I ricercatori ritengono che »Questo possa essere dovuto al fatto che molti di quei senegambiani ridotti in schiavitù furono trasportati nelle piantagioni di riso negli Stati Uniti perché avevano esperienza nella coltivazione del riso in Africa. Ma nelle piantagioni di riso negli Stati Uniti spesso dilagava la malaria, con conseguenti tassi di mortalità estremamente elevati tra le persone schiavizzate in quelle piantagioni».
E l’analisi del DNS ha fornito spunti su altre brutali pratiche schiaviste che hanno avuto un impatto sulla durata della vita degli schiavi maschi e sullo sfruttamento sessuale delle donne. Il rapporto ha confermato quel che altri studi avevano ipotizzato: una propensione al contributo delle donne africane ai pool genetici delle Americhe a causa dei figli nati da stupri e sfruttamento sessuale. Lo studio ha scoperto che queste violenze erano particolarmente dure e diffuse in America Centrale e Sud America. A 23andMe fanno notare che «Questo è stato un altro esempio in cui i risultati genetici supportano i resoconti storici sulla disumanizzazione delle persone schiavizzate e dei loro discendenti»
Secondo Joanna Mountain, senior director di Research di 23andMe e coautrice della ricerca, «Lo studio approfondisce la nostra comprensione dell’impatto del commercio transatlantico di schiavi. Il nostro studio promuove la comprensione delle conseguenze di quel periodo confrontando le connessioni genetiche tra l’Africa e le Americhe con i documenti storici. Mentre i documenti storici in precedenza avevano rivelato gran parte della storia del commercio transatlantico di schiavi, questo studio ha fornito spunti sui processi storici che prima di questo studio potevano essere solo delle congetture».

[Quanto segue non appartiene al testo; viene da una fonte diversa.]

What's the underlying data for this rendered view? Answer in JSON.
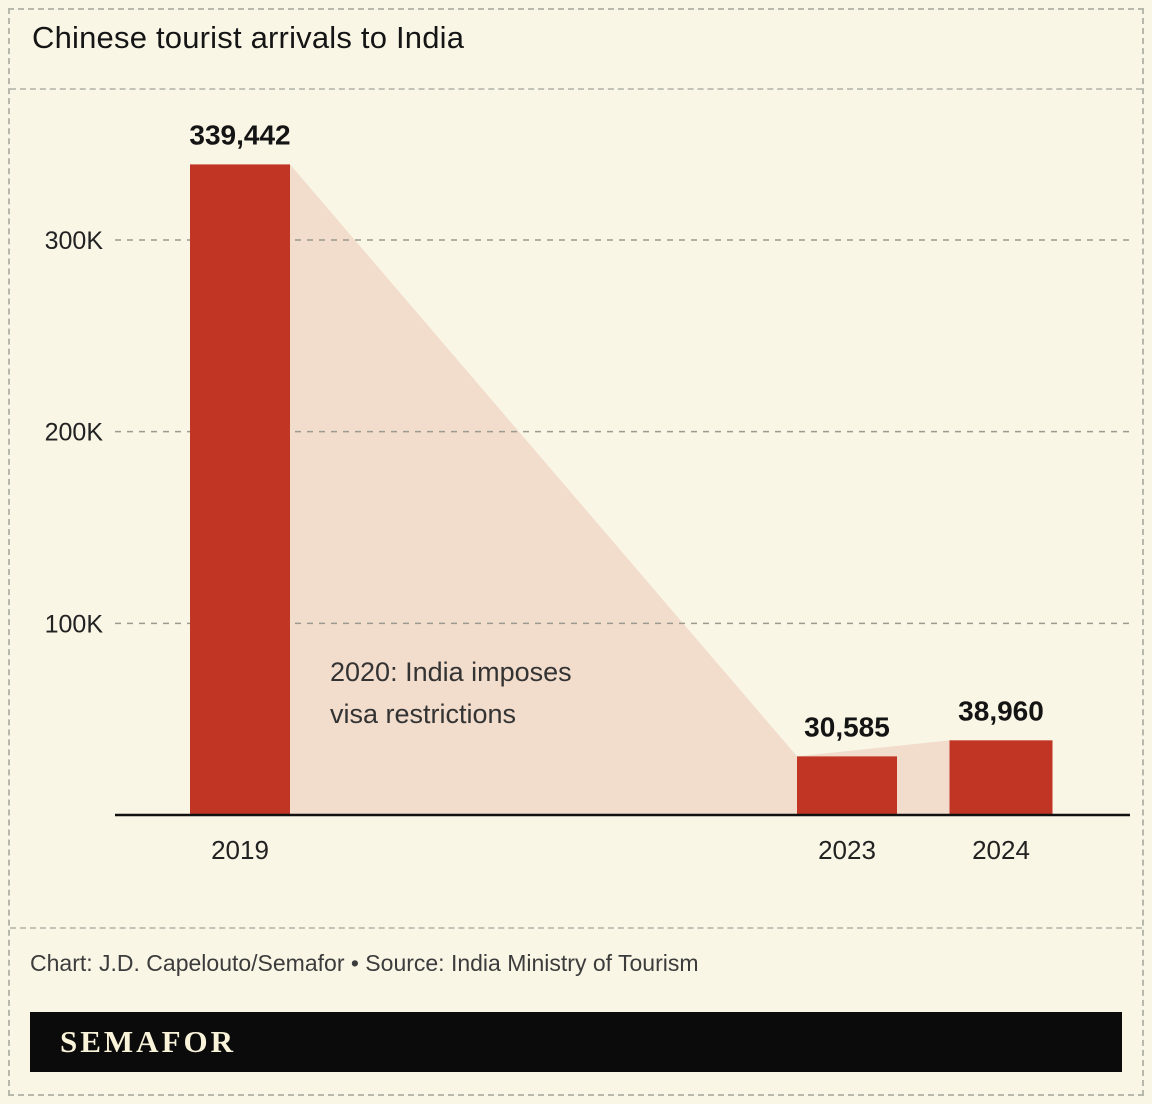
{
  "chart_data": {
    "type": "bar",
    "title": "Chinese tourist arrivals to India",
    "categories": [
      "2019",
      "2023",
      "2024"
    ],
    "values": [
      339442,
      30585,
      38960
    ],
    "value_labels": [
      "339,442",
      "30,585",
      "38,960"
    ],
    "xlabel": "",
    "ylabel": "",
    "ylim": [
      0,
      340000
    ],
    "yticks": [
      100000,
      200000,
      300000
    ],
    "ytick_labels": [
      "100K",
      "200K",
      "300K"
    ],
    "grid": true,
    "legend": false,
    "annotation": "2020: India imposes visa restrictions",
    "annotation_lines": [
      "2020: India imposes",
      "visa restrictions"
    ],
    "bar_color": "#c13524",
    "area_color": "#f2dccc",
    "background_color": "#f9f6e6"
  },
  "footer": {
    "credit": "Chart: J.D. Capelouto/Semafor • Source: India Ministry of Tourism"
  },
  "branding": {
    "logo_text": "SEMAFOR"
  }
}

Ma la ricerca rivela anche le profonde connessioni con l’Africa in tutte le Americhe. Per Uzodinma Iweala un medico nigeriano che dirige The Africa Center, è questo l’aspetto dello studio che lo ha impressionato di più. Iweala è un’Igbo e figlio di immigrati nigeriani e ha detto che «Viaggiando negli Stati Uniti, nei Caraibi e nel Sud America sono sempre stato ispirato dalle connessioni di lunga data tra le persone e il continente africano e la sua diaspora che dimostrano il trionfo della resilienza personale e comunitaria in un contesto di violenza deliberata e prolungata. E’ un senso di familiarità che io e la mia famiglia abbiamo sentito in luoghi così diversi e diffusi come St. Simons Island in Georgia, o nelle strade della Giamaica, o a Bahia, in Brasile. A volte sembra di camminare per le strade del villaggio da dove viene la mia famiglia in Nigeria e questo mi fa sentire al sicuro e benvenuto».
E in un momento in cui razzismo e anti-razzismo si confrontano nelle strade statunitensi e nella politica europea e italiana, sentirsi tutti al sicuro e benvenuti in un mondo plasmato dalla tragedia della schiavitù e dagli orrori del colonialismo e del neocolonialismo sarebbe il miglior modo per sentirsi quel che siamo: esseri umani che hanno mischiato i loro destini, il loro sangue e la loro pelle con crudeltà e amore.